Dutch has the standard Rebel pilot head with reversible faces. This angle shows off more of the helmet’s details, printed in olive green rather than gray.
R2-BHD (“Tooby”) was introduced as Gold Leader’s astromech for Rogue One, and this is the first time that he has appeared in LEGO form (and thus is exclusive to the UCS Y-wing). Tooby has a dark gray body with silver printed details, along with a silver dome and legs.
Comparison with 10134 Y-wing Attack Starfighter from 2004
The UCS Falcon had a 10-year gap between redesigns (2007 and 2017), while the UCS X-wing had a 13-year gap (2000 to 2013). The UCS Y-wing surpasses the X-wing’s gap by a year, coming 14 years after the previous version in 2004 and matching the gap between UCS Snowspeeders (2003-2017). The earlier Y-wing was built from 1,473 pieces and did not include a pilot minifigure, while this new version includes 1,967 pieces with a Gold Leader fig. However, these are hardly the most noticeable differences. Earlier LEGO Y-wings used much more white than current versions, with no sand blue details. Most importantly, the two Y-wings have markedly different proportions — the 2004 Y-wing has a considerably longer fuselage and much longer ion engine nacelles. The nacelle struts had a tendency to sag under their own weight, as you can see in this comparison photo.
Despite a cockpit section that is essentially the same size as the latest UCS Y-wing, the earlier nacelles were very long indeed! In reality, the nacelles should be about 3/4 as long as the fuselage (in other words, about halfway from the rear through the cockpit section).
Our animation shows just how different the proportions are between the 2004 and 2018 UCS Y-wings.
And here’s a fancy infographic in case you prefer a schematic to prove the point. It’s not simply that the 2018 Y-wing takes advantage of improved shaping from new pieces like all the new curve slopes (that’s not really the case here, though there are plenty of new pieces among the greebly bits), but this makes it clear that the 2004 Y-wing’s proportions were simply wrong.
Many thanks to our friends at Bricks and Wheels for loaning us a copy of the 2004 UCS Y-wing for these comparison photos.

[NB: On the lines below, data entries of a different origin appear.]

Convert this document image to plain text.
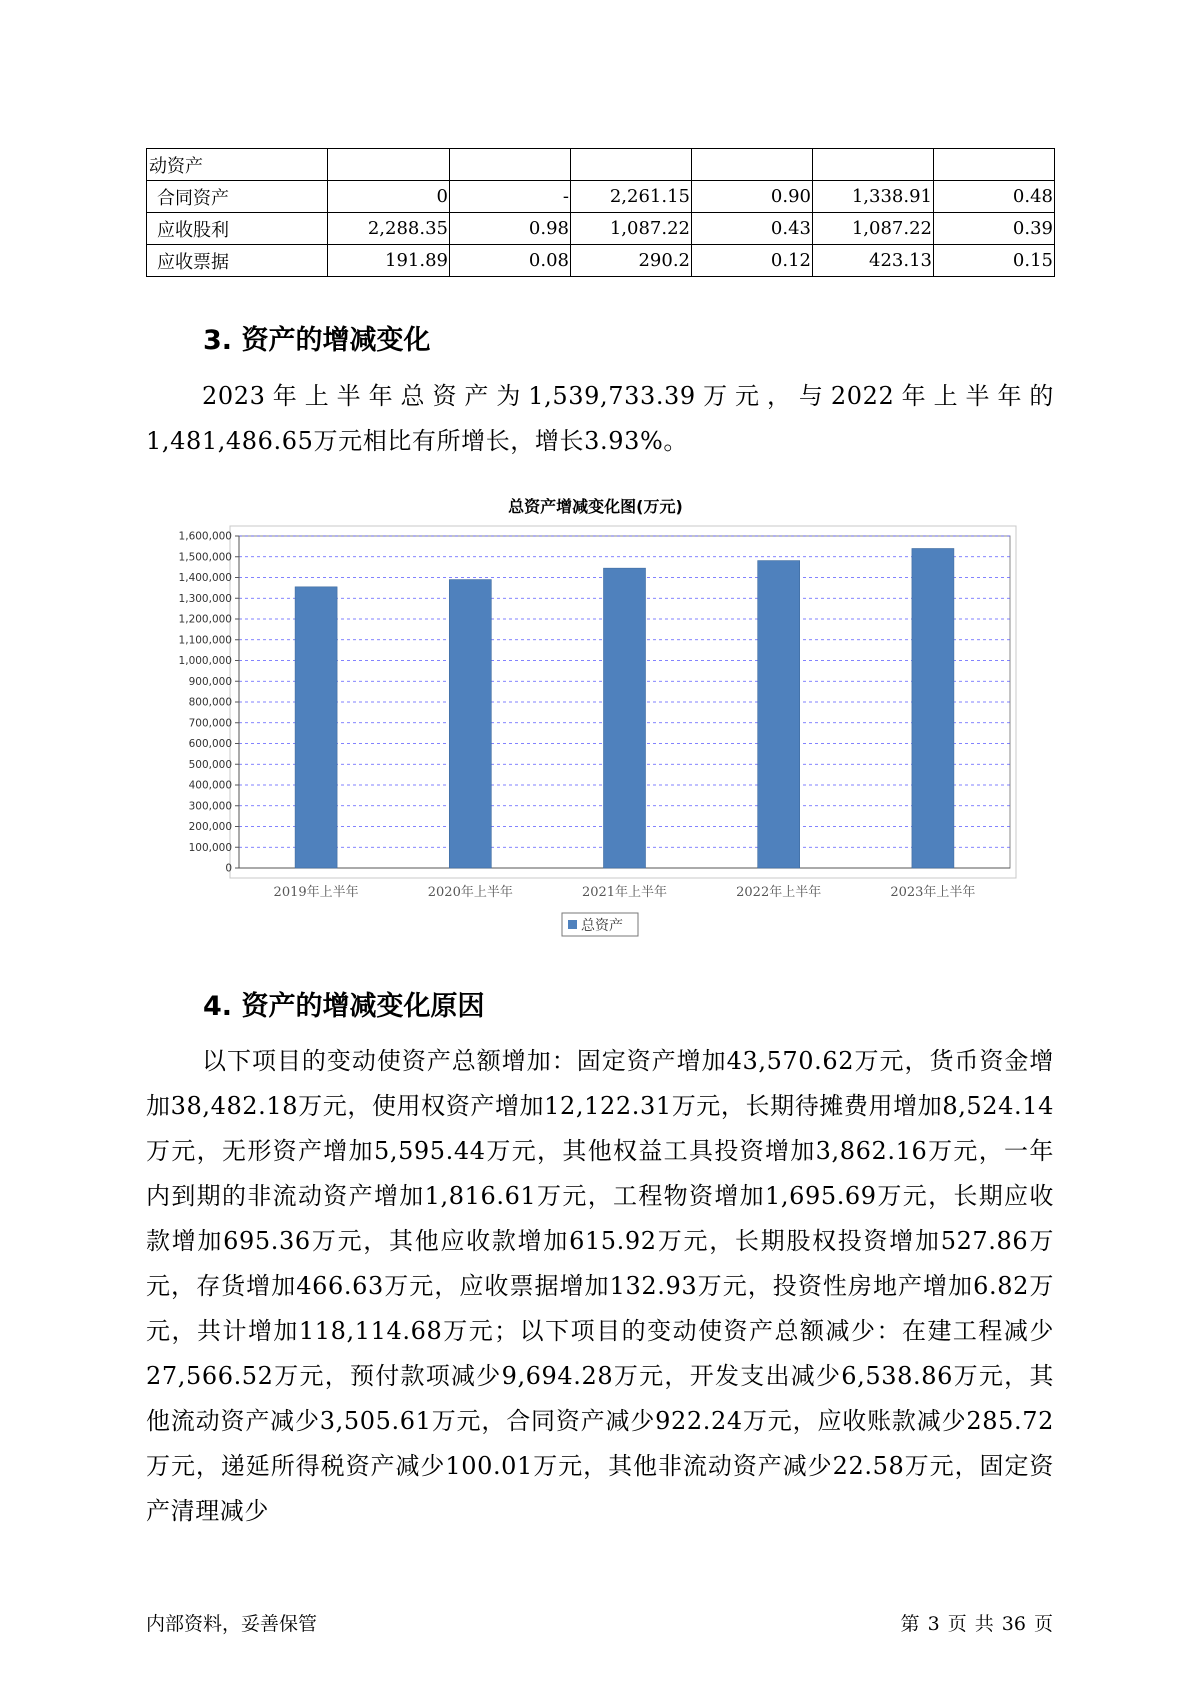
动资产						
合同资产	0	-	2,261.15	0.90	1,338.91	0.48
应收股利	2,288.35	0.98	1,087.22	0.43	1,087.22	0.39
应收票据	191.89	0.08	290.2	0.12	423.13	0.15
3. 资产的增减变化

2023年上半年总资产为1,539,733.39万元，与2022年上半年的1,481,486.65万元相比有所增长，增长3.93%。

总资产增减变化图(万元)
0
100,000
200,000
300,000
400,000
500,000
600,000
700,000
800,000
900,000
1,000,000
1,100,000
1,200,000
1,300,000
1,400,000
1,500,000
1,600,000
2019年上半年	2020年上半年	2021年上半年	2022年上半年	2023年上半年
总资产
4. 资产的增减变化原因

以下项目的变动使资产总额增加：固定资产增加43,570.62万元，货币资金增加38,482.18万元，使用权资产增加12,122.31万元，长期待摊费用增加8,524.14万元，无形资产增加5,595.44万元，其他权益工具投资增加3,862.16万元，一年内到期的非流动资产增加1,816.61万元，工程物资增加1,695.69万元，长期应收款增加695.36万元，其他应收款增加615.92万元，长期股权投资增加527.86万元，存货增加466.63万元，应收票据增加132.93万元，投资性房地产增加6.82万元，共计增加118,114.68万元；以下项目的变动使资产总额减少：在建工程减少27,566.52万元，预付款项减少9,694.28万元，开发支出减少6,538.86万元，其他流动资产减少3,505.61万元，合同资产减少922.24万元，应收账款减少285.72万元，递延所得税资产减少100.01万元，其他非流动资产减少22.58万元，固定资产清理减少

内部资料，妥善保管	第 3 页 共 36 页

Conclusions & recommendation
I feel obligated to disclose that the Y-wing is my favorite Star Wars vehicle after the Millennium Falcon. The two vehicles share a battered, rusty, stripped-down aesthetic that epitomizes the “lived-in” production design of the Classic Trilogy and Rogue One — far more so than the sleek and sexy X-wings flown by Luke and his ilk. (This is why I love the new Han Solo’s landspeeder so much as well.) As such, I’m predisposed to love a massive, highly detailed LEGO Y-wing. Conversely, my love of the movie starfighter sets a very high bar for what a LEGO UCS Y-wing should be.
But I’m pleased to say that 75181 Y-wing Starfighter exceeds all expectations, with great color selection, amazing greebles, and a shocking sturdiness that had me swooshing it around the room — something you certainly can’t do with the monstrous UCS Falcon or the awkwardly shaped UCS Slave I (both excellent LEGO sets, but much less swooshable).
$200 for about 2,000 pieces is also a pretty solid deal for a licensed set, though I can’t imagine parting out such an excellent display model just for the pieces. While on our book tour for Ultimate LEGO Star Wars, a frequent question from audience members was which LEGO Star Wars set was our favorite. Both Chris and I agreed then that the Slave I was our favorite, but speaking personally, I think I might have a new favorite LEGO Star Wars set of all time.
The LEGO Group provided The Brothers Brick with an early copy of this set for review. Providing TBB with products for review guarantees neither coverage nor positive reviews.